The A5 Cabriolet's standard seven-speed dual-clutch automatic gearbox is mostly smooth and snappy – bar the usual jerkiness at slow speeds. And if you put it in to manual mode, hold the car in third and accelerate, you’ll discover a very linear power delivery all the way from 1500rpm around to 6000rpm, when it finally starts to wane. Which also means solid if not scintillating performance, with the ability to get past lumbering lorries in the hinterland without too much stress. 

So, it’s great then? Ah, no. Remember that sense of fun we targeted? Well, this is an engine completely devoid of character. Linear it may be, but there’s no exponential power explosion to encourage you to rev it to the final furlong, or indeed aural delights to stir the soul. A mildly gravelly, but mostly insipid, four-pot whimper is about your lot. That said, with its main rivals, the BMW 430i and Mercedes-Benz C 300, having just four-cylinders too, you could argue it's merely a sign of the times. 

Nevertheless, it does beg the question: why choose this petrol over the silky charms and even greater frugality of the 3.0-litre TDI 218 V6 diesel? We mention this simply because the A5 Cabriolet bowls down the road with such a supple gait that the effortlessness of that diesel would suit it better. And if a petrol doesn't give a pleasing soundtrack either, surely the 3.0 V6 is a no-brainer?

You see, with the adaptive suspension set to Comfort mode on our Spanish test route, the car never thumped or thudded once, even when aimed with the deadly focus of a hunting hawk at the one and only pothole we encountered. And other than the odd shimmy through the steering column, body ridgity was so good, considering this is a long car with no roof structure, that the claimed 40% increase in torsional stiffness over the previous A5 Cabriolet might just be a statistic worth believing.  

And while it’s not going to fizz your senses like an M Sport-spec 430i, tautened up in Dynamic mode and thrown at a challenging section of bends, the A5 Cabriolet does keep its cool and stays composed, even with some tricky undulations thrown into the mix. The steering is also accurate, if mute, and there was even a moment of promise when, exiting of an off-camber roundabout, the rear playfully rotated with a squeeze of the throttle. Sadly, this proved to be a one-off, and subsequently the A5 just gripped and went, with only tedious understeer if we overcooked it. Still, somewhere in that deeply conservative chassis set-up, there’s potentially some fun to be had, and otherwise it's totally safe and secure.

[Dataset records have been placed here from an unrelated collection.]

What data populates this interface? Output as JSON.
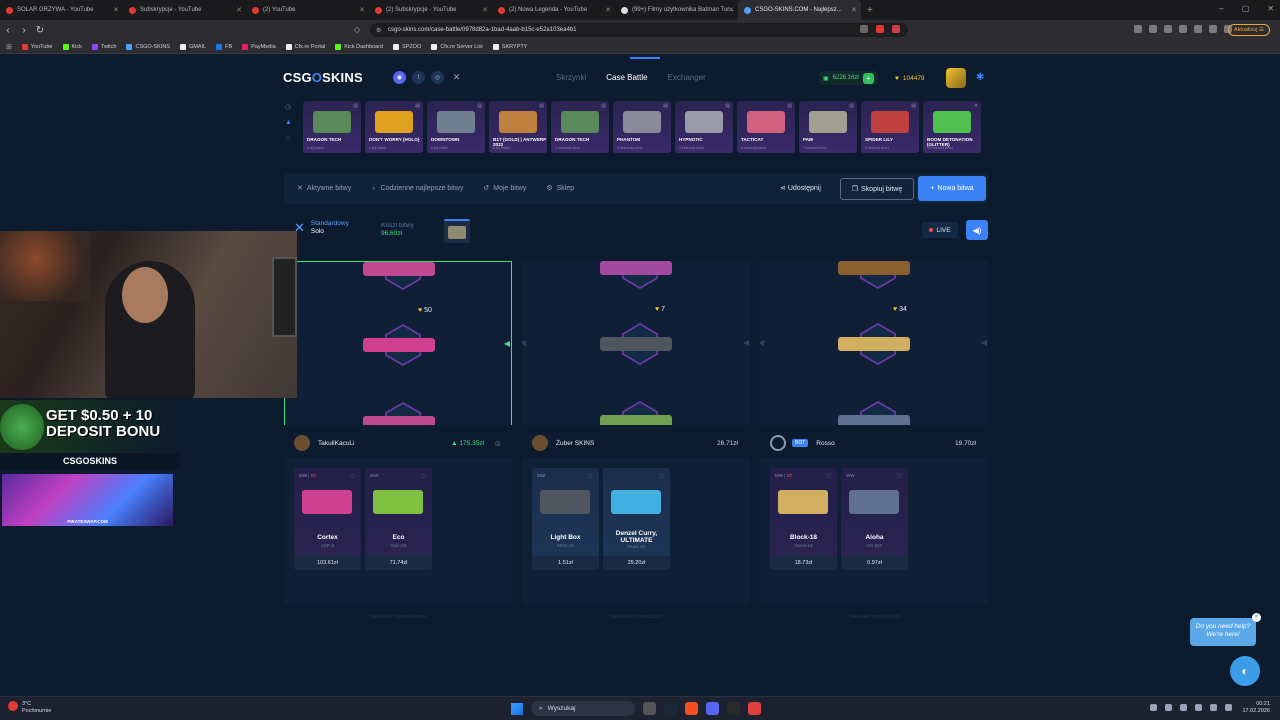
{
  "browser": {
    "tabs": [
      {
        "title": "SOLAR GRZYWA - YouTube",
        "icon": "youtube-icon",
        "active": false
      },
      {
        "title": "Subskrypcje - YouTube",
        "icon": "youtube-icon",
        "active": false
      },
      {
        "title": "(2) YouTube",
        "icon": "youtube-icon",
        "active": false
      },
      {
        "title": "(2) Subskrypcje - YouTube",
        "icon": "youtube-icon",
        "active": false
      },
      {
        "title": "(2) Nowa Legenda - YouTube",
        "icon": "youtube-icon",
        "active": false
      },
      {
        "title": "(99+) Filmy użytkownika Batman Tur...",
        "icon": "github-icon",
        "active": false
      },
      {
        "title": "CSGO-SKINS.COM - Najlepsz...",
        "icon": "csgo-skins-icon",
        "active": true
      }
    ],
    "url": "csgo-skins.com/case-battle/0978d82a-1bad-4aab-b15c-e52a103ea4b1",
    "update_label": "Aktualizuj",
    "bookmarks": [
      "YouTube",
      "Kick",
      "Twitch",
      "CSGO-SKINS",
      "GMAIL",
      "FB",
      "PayMedia",
      "Cfx.re Portal",
      "Kick Dashboard",
      "SPZOO",
      "Cfx.re Server List",
      "SKRYPTY"
    ]
  },
  "site": {
    "logo_left": "CSG",
    "logo_o": "O",
    "logo_right": "SKINS",
    "nav": {
      "cases": "Skrzynki",
      "battle": "Case Battle",
      "exchanger": "Exchanger"
    },
    "balance": "6226.16zł",
    "coins": "104479"
  },
  "drops": [
    {
      "name": "DRAGON TECH",
      "sub": "u tej chwili",
      "color": "#5a8a5a"
    },
    {
      "name": "DON'T WORRY (HOLO)",
      "sub": "u tej chwili",
      "color": "#e0a020"
    },
    {
      "name": "DOWNTOWN",
      "sub": "u tej chwili",
      "color": "#708090"
    },
    {
      "name": "B1T (GOLD) | ANTWERP 2022",
      "sub": "u tej chwili",
      "color": "#c08040"
    },
    {
      "name": "DRAGON TECH",
      "sub": "1 sekundy temu",
      "color": "#5a8a5a"
    },
    {
      "name": "PHANTOM",
      "sub": "3 sekundy temu",
      "color": "#8a8a9a"
    },
    {
      "name": "HYPNOTIC",
      "sub": "3 sekundy temu",
      "color": "#9a9aaa"
    },
    {
      "name": "TACTICAT",
      "sub": "4 sekundy temu",
      "color": "#d06080"
    },
    {
      "name": "PAW",
      "sub": "7 sekund temu",
      "color": "#a0a090"
    },
    {
      "name": "SPIDER LILY",
      "sub": "9 sekund temu",
      "color": "#c04040"
    },
    {
      "name": "BOOM DETONATION (GLITTER)",
      "sub": "12 sekund temu",
      "color": "#50c050"
    }
  ],
  "battle_nav": {
    "active": "Aktywne bitwy",
    "daily": "Codzienne najlepsze bitwy",
    "mine": "Moje bitwy",
    "shop": "Sklep",
    "share": "Udostępnij",
    "copy": "Skopiuj bitwę",
    "new": "Nowa bitwa"
  },
  "battle_info": {
    "mode": "Standardowy",
    "type": "Solo",
    "cost_label": "Koszt bitwy",
    "cost_value": "96.60zł",
    "live": "LIVE"
  },
  "spinners": [
    {
      "coins": "50",
      "winner": true
    },
    {
      "coins": "7",
      "winner": false
    },
    {
      "coins": "34",
      "winner": false
    }
  ],
  "players": [
    {
      "name": "TakuliKacuLi",
      "value": "175.35zł",
      "bot": false,
      "winner": true,
      "items": [
        {
          "wear": "MW",
          "stat": "ST",
          "name": "Cortex",
          "sub": "USP-S",
          "price": "103.61zł",
          "color": "#d04090"
        },
        {
          "wear": "WW",
          "stat": "",
          "name": "Eco",
          "sub": "Galil AR",
          "price": "71.74zł",
          "color": "#80c040"
        }
      ]
    },
    {
      "name": "Żuber SKINS",
      "value": "26.71zł",
      "bot": false,
      "winner": false,
      "items": [
        {
          "wear": "MW",
          "stat": "",
          "name": "Light Box",
          "sub": "MAC-10",
          "price": "1.51zł",
          "color": "#505560"
        },
        {
          "wear": "",
          "stat": "",
          "name": "Denzel Curry, ULTIMATE",
          "sub": "Music Kit",
          "price": "25.20zł",
          "color": "#40b0e0"
        }
      ]
    },
    {
      "name": "Rosso",
      "value": "19.70zł",
      "bot": true,
      "bot_label": "BOT",
      "winner": false,
      "items": [
        {
          "wear": "MW",
          "stat": "ST",
          "name": "Block-18",
          "sub": "Glock-18",
          "price": "18.73zł",
          "color": "#d0b060"
        },
        {
          "wear": "WW",
          "stat": "",
          "name": "Aloha",
          "sub": "SG 553",
          "price": "0.97zł",
          "color": "#607090"
        }
      ]
    }
  ],
  "seeds": [
    "Client seed: TkN7N4GxdtMv",
    "Client seed: 27Ea02d1201",
    "Client seed: 27Ea02d1201"
  ],
  "overlay": {
    "promo": "GET $0.50 + 10 DEPOSIT BONU",
    "brand": "CSGOSKINS",
    "pirate": "PIRATESWAP.COM"
  },
  "help": {
    "line1": "Do you need help?",
    "line2": "We're here!"
  },
  "taskbar": {
    "temp": "3°C",
    "weather": "Pochmurnie",
    "search": "Wyszukaj",
    "time": "00:21",
    "date": "17.02.2026"
  }
}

Otherwise, the A5 Cabriolet is quite fabulous. At speed, its acoustically lined hood is smashing at insulating you from the outside world, and with it down – a process that requires just one touch of a button and is achieved in merely 15.0sec – it’s bluster-free with the windows up, too. So much so that you can chat to your passenger, hold a telephone conversation (it even has microphones in the seatbelts to facilitate this), or enjoy the punchiness of the optional Bang & Olufsen stereo, with ease. 

Should I buy one?

So, fun? Well, that depends on your definition of the word. With this engine, the A5 Cabriolet is probably not shown to best effect. And if you are looking for a convertible with on-the-limit delicacy, then a BMW 430i will serve you better. 

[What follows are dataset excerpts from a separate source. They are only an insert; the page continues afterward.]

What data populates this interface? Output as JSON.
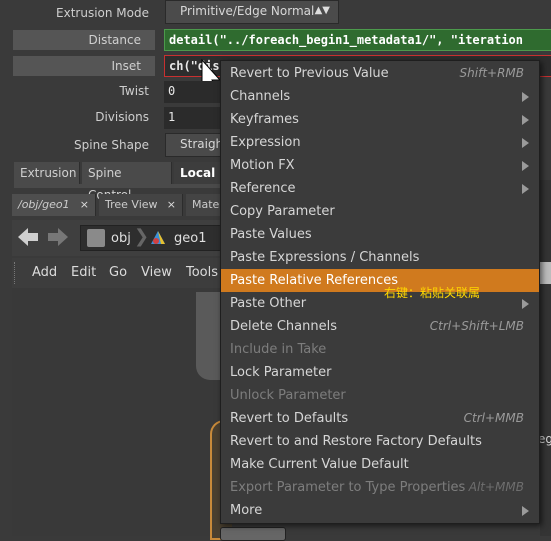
{
  "params": {
    "extrusion_mode": {
      "label": "Extrusion Mode",
      "value": "Primitive/Edge Normal"
    },
    "distance": {
      "label": "Distance",
      "expr": "detail(\"../foreach_begin1_metadata1/\", \"iteration"
    },
    "inset": {
      "label": "Inset",
      "expr": "ch(\"dis"
    },
    "twist": {
      "label": "Twist",
      "value": "0"
    },
    "divisions": {
      "label": "Divisions",
      "value": "1"
    },
    "spine_shape": {
      "label": "Spine Shape",
      "value": "Straigh"
    }
  },
  "param_tabs": [
    "Extrusion",
    "Spine Control",
    "Local C"
  ],
  "pane_tabs": [
    {
      "label": "/obj/geo1",
      "close": "×"
    },
    {
      "label": "Tree View",
      "close": "×"
    },
    {
      "label": "Mater"
    }
  ],
  "path": {
    "obj": "obj",
    "geo": "geo1"
  },
  "menubar": [
    "Add",
    "Edit",
    "Go",
    "View",
    "Tools"
  ],
  "right_edge_text": "egi",
  "context_menu": {
    "items": [
      {
        "label": "Revert to Previous Value",
        "shortcut": "Shift+RMB"
      },
      {
        "label": "Channels",
        "submenu": true
      },
      {
        "label": "Keyframes",
        "submenu": true
      },
      {
        "label": "Expression",
        "submenu": true
      },
      {
        "label": "Motion FX",
        "submenu": true
      },
      {
        "label": "Reference",
        "submenu": true
      },
      {
        "label": "Copy Parameter"
      },
      {
        "label": "Paste Values"
      },
      {
        "label": "Paste Expressions / Channels"
      },
      {
        "label": "Paste Relative References",
        "highlighted": true
      },
      {
        "label": "Paste Other",
        "submenu": true
      },
      {
        "label": "Delete Channels",
        "shortcut": "Ctrl+Shift+LMB"
      },
      {
        "label": "Include in Take",
        "disabled": true
      },
      {
        "label": "Lock Parameter"
      },
      {
        "label": "Unlock Parameter",
        "disabled": true
      },
      {
        "label": "Revert to Defaults",
        "shortcut": "Ctrl+MMB"
      },
      {
        "label": "Revert to and Restore Factory Defaults"
      },
      {
        "label": "Make Current Value Default"
      },
      {
        "label": "Export Parameter to Type Properties",
        "shortcut": "Alt+MMB",
        "disabled": true
      },
      {
        "label": "More",
        "submenu": true
      }
    ]
  },
  "annotation": {
    "text": "右键：粘贴关联属",
    "color": "#ffd700"
  },
  "colors": {
    "highlight": "#d07a1e",
    "expr_green": "#2f6b2f",
    "inset_border": "#c83030"
  }
}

Yet for a car that wafts you around with a sense of je ne sais quoi, the Audi A5 Cabriolet is quite charming. So, for easy, carefree and relaxing fun in the sun, then yes, it is fun.

Audi A5 Cabriolet 2.0 TFSI 252 quattro S line S tronic

Location Spain; On sale April; Price £45,630; Engine 4 cyls inline, 1984cc, turbocharged, petrol; Power 249bhp at 500-6000rpm; Torque 273lb ft at 1600-4500; Kerb weight 1710kg; Gearbox 7-spd dual-clutch auto; 0-62mph 6.3sec; Top speed 149mph; Economy 43.5mpg (combined); CO2/tax band 149g/km, 28%; Rivals BMW 430i Convertible M Sport auto, Mercedes-Benz C 300 AMG Line auto

Join the debate

Comments
19

23 February 2017
....and I quote: "Sadly, this proved to be a one-off, and subsequently the A5 just gripped and went, with only tedious understeer if we overcooked it." If Audi actually made cars that were FUN to drive imagine how many more they would sell.....
Steam cars are due a revival.

23 February 2017
Needs bigger wheels for sure...

23 February 2017
Externally anyway....just looks a bit longer.

23 February 2017
Some comment about comfort in the back seats (roof up and down) required. Otherwise why bother with a 4 seat convertible when there are so many other open top options available?

23 February 2017
I was left rather underwhelmed by this A5 convertible having read the review I have to say, so much so I went looking for the road mentioned early in the review, the B1243, to see if it was a real road and if it was actually any good. A seemingly ordinary 5 miles of 2 lane minor road heading north from Skirlaugh (just north of Hull) and having followed it full length on Google maps street view it does actually look like it might be quite good to drive along. And that's about as excited as it seems possible to get about this A5 convertible.

23 February 2017
I have the current (old!) model of this car (fwd and cvt gearbox though) and it hasn't put a foot wrong. Beautifully built, gorgeous to look at and perfect for fast cruising. It's definitely not a sports car but I need four seats and often drive to Cornwall for the weekend and it excels on fast A roads and dual carriageways. CVT gearbox is frustrating when you need to pull out of a junction sharpish though. I think the photos show the TDi because the petrol engines have twin pipes?

23 February 2017
It's too short, too narrow, too tractor infested and those 90 degree bends are too slow for it to be suitable for a car as large and stately as this Audi. There are several similar roads in this neck of the woods, I think they must follow rectangular field boundaries because the severe 90 degree bend is a common feature. A wary eye must be kept out for oncoming, white line-crossing motocyclists, as well. More suitable is the A169/A170/A171 triangle linking Scarborough, Whitby and Pickering which takes in moors, coast and villages together with good tarmac and which combines all radius of curve with dips and crests aplenty. Further west, the B1257 linking Helmsley and Stokesley is another gem.

23 February 2017
"Nevertheless, it does beg the question: why choose this petrol over the silky charms and even greater frugality of the 3.0-litre TDI 218 V6 diesel?" If you guys haven't realised by now that most of London and the other spiritual homes of this car will not be friendly places for diesel, even new ones (thankfully) within maybe five years I wonder what you're on ?

23 February 2017
plus several thousand pounds and kilos.

 

Hydrogen cars just went POP

23 February 2017
The v6 is only £300 more, maybe Audi are charging their pricing structure. e.g. there's only around 2%(£1750) price difference between the low output 4 pot diesel Quattro and V6 Diesel Quattro, I can't think why you'd buy the smaller low output diesel.